Hace poco, la Corte Suprema publicó la sentencia del 17 de abril del caso Las Bambas. La sentencia trata sobre la protesta. Distintos observadores, me incluyo, hemos denunciado que el texto contiene límites que dañan el ejercicio de este derecho. Gonzalo Zegarra (EC 20/5/23) e Iván Meini (PUCP 24/5/23) lo han negado. El debate está abierto. Y creo que importa, porque afecta el alcance de una de las construcciones más recientes y complejas del catálogo de derechos humanos.
Parto reconociendo en la protesta un derecho. La ONU y la Corte Interamericana ya lo han hecho. Gonzalo e Iván también. La sentencia no. Parto además por asumir que la protesta no justifica ninguna forma de violencia física contra personas ni contra cosas. Encuentro que nadie lo ha puesto en duda. Pero la Corte cree que sí y se detiene en ello.

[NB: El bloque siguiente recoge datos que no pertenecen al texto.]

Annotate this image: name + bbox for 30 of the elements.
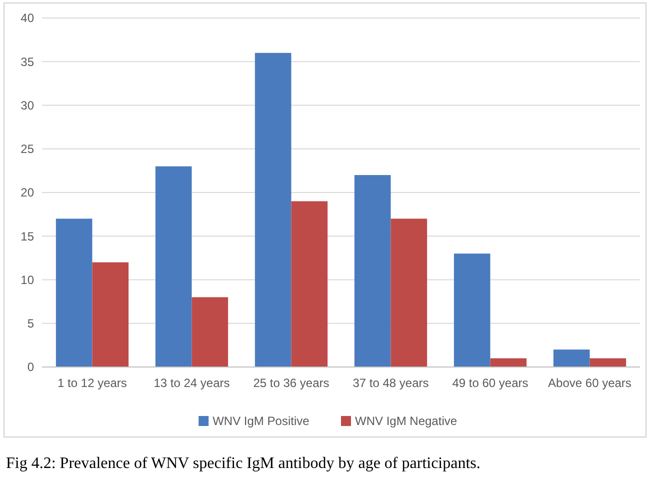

El caso que la Corte tenía entre manos trata sobre la ocupación a una vía por la que transitaban camiones que retiraban mineral de Las Bambas. Era mayo de 2016 y los manifestantes protestaban porque la idea original del proyecto era que el mineral se retire por un ducto cerrado, no por carreteras abiertas. Los vehículos cuyo paso fue interrumpido eran precisamente los camiones que transportaban ese mineral.
La sentencia afirma que las manifestaciones que producen consecuencias sobre terceros son por sí mismas violentas. Que ocupar vías constituye por sí mismo un delito. Agrega que la ocupación de mayo de 2016 cumple ambos requisitos y no dejó libres vías alternas para los transeúntes, sin notar que ese es un criterio que la Corte Europea de DDHH estableció para la ocupación de autopistas, no para casos de este tipo. Confirma la condena que se impuso a los manifestantes. Ahí termina.

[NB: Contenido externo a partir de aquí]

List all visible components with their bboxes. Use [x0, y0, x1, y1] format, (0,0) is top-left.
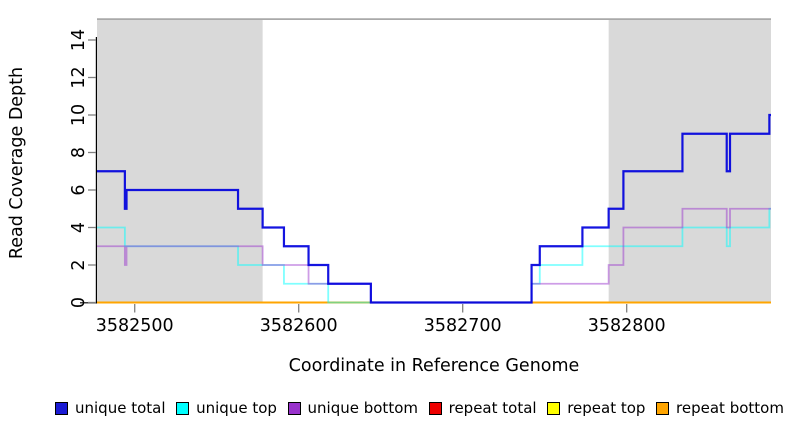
y-tick-label: 14: [69, 29, 89, 51]
legend-label: unique bottom: [307, 398, 418, 417]
legend-item-repeat-total: repeat total: [428, 398, 537, 417]
x-tick-label: 3582700: [424, 316, 502, 336]
y-tick-label: 0: [69, 297, 89, 308]
y-tick-label: 4: [69, 222, 89, 233]
x-axis-title: Coordinate in Reference Genome: [289, 356, 580, 376]
legend: unique total unique top unique bottom repea…: [55, 398, 784, 418]
shaded-regions: [97, 20, 771, 303]
x-tick-label: 3582800: [588, 316, 666, 336]
series-unique-top: [97, 207, 771, 304]
legend-label: repeat top: [567, 398, 646, 417]
legend-swatch: [656, 401, 670, 415]
y-tick-label: 10: [69, 104, 89, 126]
legend-label: unique total: [75, 398, 166, 417]
legend-item-unique-bottom: unique bottom: [287, 398, 418, 417]
legend-item-unique-total: unique total: [55, 398, 166, 417]
series-unique-total: [97, 113, 771, 304]
data-series: [97, 113, 771, 304]
legend-item-unique-top: unique top: [176, 398, 277, 417]
legend-swatch: [55, 401, 68, 415]
shaded-region: [97, 20, 263, 303]
legend-label: unique top: [196, 398, 277, 417]
y-tick-label: 6: [69, 184, 89, 195]
tick-labels: 3582500 3582600 3582700 3582800 0 2 4 6 8 10 12 14: [69, 29, 666, 336]
y-axis-title: Read Coverage Depth: [7, 67, 27, 259]
legend-label: repeat total: [448, 398, 537, 417]
x-tick-label: 3582600: [260, 316, 338, 336]
legend-item-repeat-bottom: repeat bottom: [656, 398, 784, 417]
y-tick-label: 12: [69, 66, 89, 88]
legend-swatch: [547, 401, 561, 415]
legend-swatch: [428, 401, 442, 415]
x-tick-label: 3582500: [96, 316, 174, 336]
legend-item-repeat-top: repeat top: [547, 398, 646, 417]
legend-swatch: [287, 401, 301, 415]
shaded-region: [608, 20, 771, 303]
legend-swatch: [176, 401, 190, 415]
legend-label: repeat bottom: [676, 398, 784, 417]
y-tick-label: 8: [69, 147, 89, 158]
y-tick-label: 2: [69, 259, 89, 270]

La cuestión era más difícil. El debate sobre protestas supone aceptar que no todas las consecuencias colaterales que se originan en una manifestación merecen ser consideradas violentas o delictivas de manera automática. Las discusiones sobre protestas ante los tribunales de justicia tratan de identificar criterios que justifiquen tolerar unas manifestaciones y rechazar otras. Aquí interesan las diferencias, las particularidades de cada caso y las cargas que deben respetar los manifestantes. No es lo mismo ocupar las calles que rodean una plaza que ocupar autopistas o vías de propósito exclusivo. No es lo mismo hacerlo caprichosamente que por un motivo claro. No es lo mismo hacerlo indefinidamente que por plazos limitados. No es lo mismo hacerlo respetando a personas vulnerables o ambulancias que hacerlo con absoluta indiferencia hacia ellas.

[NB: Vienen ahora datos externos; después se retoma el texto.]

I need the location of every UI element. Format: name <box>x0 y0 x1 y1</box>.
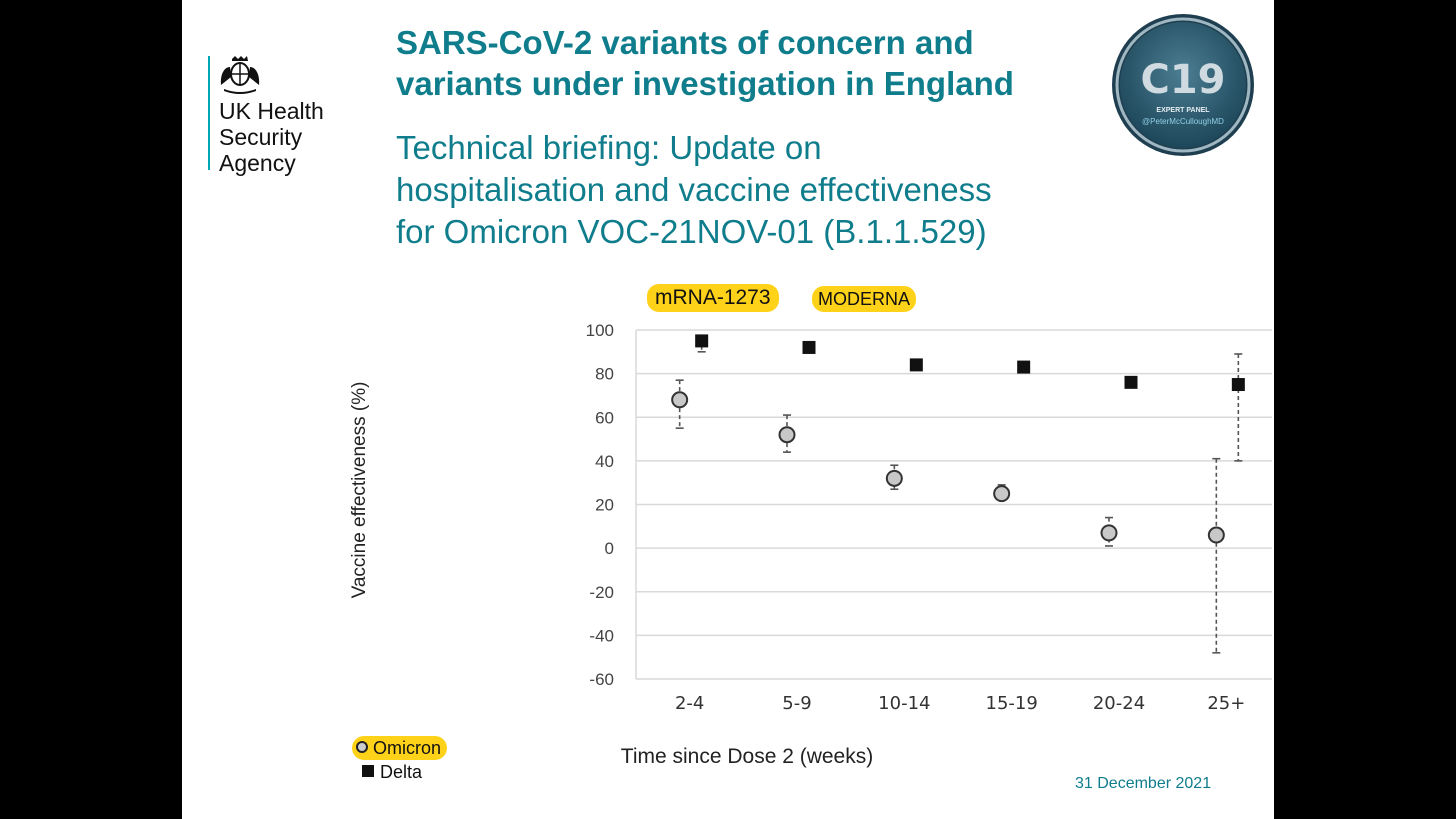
badge-line2-text: @PeterMcCulloughMD <box>1142 117 1224 126</box>
title-line: SARS-CoV-2 variants of concern and <box>396 24 974 61</box>
x-axis-label: Time since Dose 2 (weeks) <box>620 745 874 768</box>
slide-title: SARS-CoV-2 variants of concern and varia… <box>396 22 1116 104</box>
royal-crest-icon <box>220 56 260 94</box>
delta-point <box>695 334 709 348</box>
subtitle-line: hospitalisation and vaccine effectivenes… <box>396 171 992 208</box>
vaccine-tag: mRNA-1273 <box>647 284 779 312</box>
omicron-point <box>671 391 689 409</box>
x-tick-label: 20-24 <box>1093 693 1145 714</box>
slide: UK Health Security Agency SARS-CoV-2 var… <box>182 0 1274 819</box>
badge-main-text: C19 <box>1140 57 1225 103</box>
y-tick-label: 20 <box>595 496 614 515</box>
subtitle-line: Technical briefing: Update on <box>396 129 822 166</box>
y-tick-label: 40 <box>595 452 614 471</box>
x-tick-label: 15-19 <box>986 693 1038 714</box>
legend-omicron-label: Omicron <box>373 738 442 758</box>
org-line: Security <box>219 124 303 150</box>
x-tick-label: 25+ <box>1207 693 1245 714</box>
c19-badge-icon: C19 EXPERT PANEL @PeterMcCulloughMD <box>1112 14 1254 156</box>
delta-point <box>1231 378 1245 392</box>
y-tick-label: 60 <box>595 408 614 427</box>
y-tick-label: 0 <box>605 539 614 558</box>
title-line: variants under investigation in England <box>396 65 1014 102</box>
subtitle-line: for Omicron VOC-21NOV-01 (B.1.1.529) <box>396 213 987 250</box>
legend-delta: Delta <box>362 761 422 783</box>
brand-tag: MODERNA <box>812 286 917 312</box>
delta-point <box>802 340 816 354</box>
omicron-point <box>993 485 1011 503</box>
org-line: UK Health <box>219 98 324 124</box>
delta-point <box>909 358 923 372</box>
y-tick-label: -60 <box>589 670 614 689</box>
delta-point <box>1124 375 1138 389</box>
omicron-point <box>1100 524 1118 542</box>
x-tick-label: 5-9 <box>782 693 811 714</box>
briefing-date: 31 December 2021 <box>1075 775 1212 792</box>
org-name: UK Health Security Agency <box>219 98 324 176</box>
ve-chart: 100 80 60 40 20 0 -20 -40 -60 2-4 5-9 10-14 15-19 20-… <box>586 321 1272 714</box>
y-tick-label: 100 <box>586 321 614 340</box>
delta-point <box>1017 360 1031 374</box>
slide-subtitle: Technical briefing: Update on hospitalis… <box>396 127 1116 253</box>
y-tick-label: -40 <box>589 626 614 645</box>
omicron-point <box>885 469 903 487</box>
legend-delta-label: Delta <box>380 762 423 782</box>
legend-omicron: Omicron <box>352 736 448 760</box>
circle-marker-icon <box>356 741 368 754</box>
omicron-point <box>1207 526 1225 544</box>
logo-divider <box>208 56 210 170</box>
x-tick-label: 10-14 <box>878 693 930 714</box>
y-tick-label: -20 <box>589 583 614 602</box>
y-tick-label: 80 <box>595 365 614 384</box>
badge-line1-text: EXPERT PANEL <box>1156 107 1210 114</box>
square-marker-icon <box>362 765 374 778</box>
x-tick-label: 2-4 <box>675 693 704 714</box>
org-line: Agency <box>219 150 296 176</box>
y-axis-label: Vaccine effectiveness (%) <box>349 381 370 599</box>
omicron-point <box>778 426 796 444</box>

Consecuencias colaterales. Las protestas son tales porque generan resultados de este tipo. Las manifestaciones que no las originan, como pintar grafitis o lanzar proclamas en público, están ya protegidas por la libertad de expresión. No necesitan una construcción adicional. La protesta, como construcción, aparece en los instrumentos de las relatorías de la ONU y de la CIDH, que la sentencia ni siquiera menciona, porque la libertad de expresión no basta para discutir estos colaterales. Las discusiones sobre protestas tratan de establecer si las consecuencias colaterales de determinadas manifestaciones consideradas en sus propias características, caso por caso, merecen o no esa tolerancia. La idea no es nueva: las huelgas generan consecuencias colaterales y ya han obtenido ese margen de tolerancia. Las protestas piden lo mismo.
Siempre tendrá sentido estar a favor o en contra de una protesta en particular. De cualquiera. No pretendo que respaldemos todas las protestas que se organicen de manera mecánica. Pero pido que no discutamos cosas tan complejas con tanta ligereza.
La Corte se ha corregido antes. Creo que debería hacerlo ahora.